Aromatic Amino Acid Metabolism Flashcards
What is phenylalanine catabolized to
Tyrosine
What can tyrosine form into
When does tyrosine become an essential amino acid
When the body is not getting enough phenylalanine (an actual essential amino acid)
What enzyme converts phenylalanine to tyrosine
Phenylalanine hydroxylase
Features of the Phenylalanine hydroxylase reaction
Hydroxylation of phenylalanine is irreversible so phenylalanine cannot be derived from tyrosine.
Phenylalanine hydroxylase uses the co-enzyme tetrahydrobiopterin (BH4) to supply reducing equivalents for the hydroxylation reaction.
Over the course of the phenylalanine hydroxylase reaction tetrahydrobiopterin is oxidized to dihydrobiopterin.
Tetrahydrobiopterin is regenerated from dihydrobiopterin by dihydrobiopterin reductase in a reaction involving the oxidation of NADPH.
What is unique about Dihydrobiopterin
Dihydrobiopterin is unusual as an co-enzyme in that it is NOT derived from a vitamin precursor.
Instead, dihydrobiopterin is synthesized from GTP in a series of steps catalyzed by dihydrobiopterin synthetase.
What is Hyperphenylalaninemia
Hyperpheylalaninemia is defined as having abnormally high levels of phenylalanine in the blood.
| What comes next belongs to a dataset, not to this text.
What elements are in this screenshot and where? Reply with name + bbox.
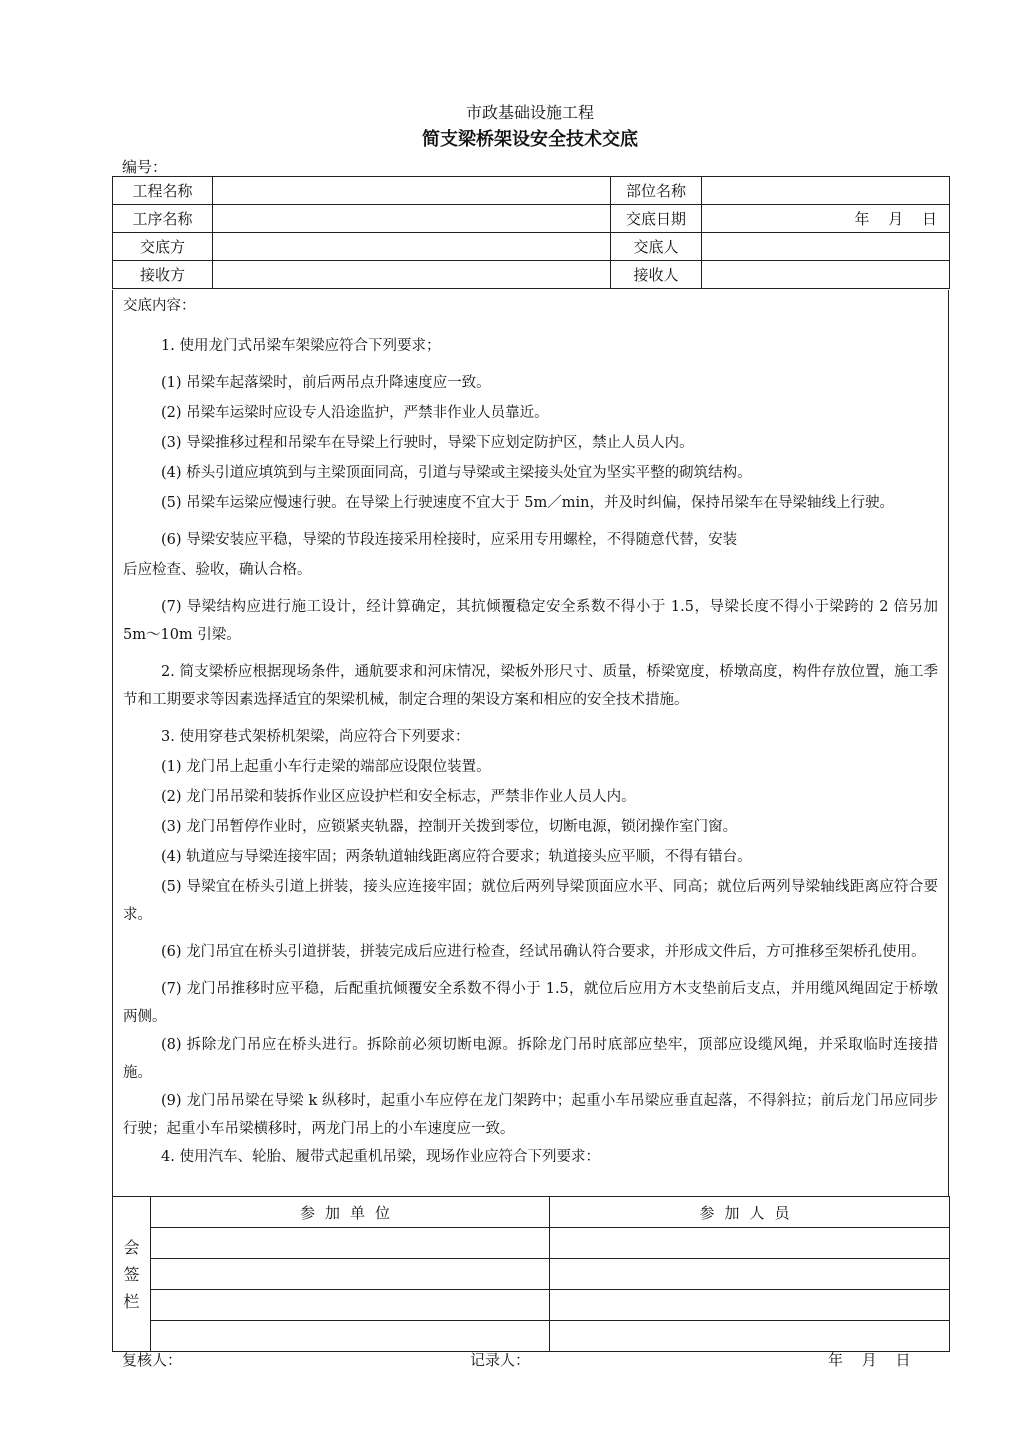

Greater than 2 mg/dL
What causes Classic Phenylketonuria
a deficiency of phenylalanine hydroxylase
Classic PKU is considered likely when plasma phenylalanine levels exceed 20 mg/dL when untreated.
Clinical features of classic PKU
Neurologic abnormalities include
tremors
ataxia
seizures
Neuropsychiatric issues include
attention and concentration problems
hyperactivity
anxiety
depression
Physical findings include:
fair hair and complexion
dry skin
eczema
Pathopysiology of Classic PKU
Excess phenylalanine caused by a deficiency of phenylalanine hydroxylase is converted to phenylpyruvate by transamination.
Phenylpyruvate is then decarboxylated to phenylacetate giving urine a musty smell, a tell tale feature of classic PKU.
Phenylpyruvate can also be reduced to phenyllactate, another metabolite that accumulates in the blood of phenylketonurics.
What causes intellectual disabilities in PKU
increased amounts of phenylalanine in the circulation inhibit the transport of tryptophan and tyrosine across the blood brain barrier since all three amino acids utilize the large neutral amino acid transporter to cross this barrier.
The reduced amounts of tryptophan and tyrosine reaching the brain, interfere with the synthesis of a number of neurotransmitters, contributing in part to the clinical manifestations of the disease
Therapy for PKU
Low protein, low phenylalanine diet - not just vegetarian diet as other foods (grains, some vegetables and fruits) can have significant phenylalanine content.
Medical formula - phenylalanine is restricted or absent, tyrosine is added
Monitoring of PKU
Phenylalanine levels are monitored to assess treatment effectiveness with a goal of keeping phenylalanine levels in the range of 2-6 mg/dL; frequency of monitoring depends on age and compliance.
Tyrosine levels are monitored to assure patients are getting adequate amounts of tyrosine from a diet restricted in phenylalanine.
PKU outcomes
Outcome is best if control is achieved before 1 month of age and maintained throughout a patient’s lifetime.
When treated early and consistently, IQ is typically in the normal range though it can be lower than unaffected siblings.
With ineffective control, risks are similar to untreated patients though generally less severe.
Non-nutrition intervention for PKU
Kuvan - a synthetic form of tetrahydrobiopterin
~40% of patients with PKU will show a response to Kuvan (assuming the phenylalanine hydroxylase in these patients has a relatively high Km for the coenzyme).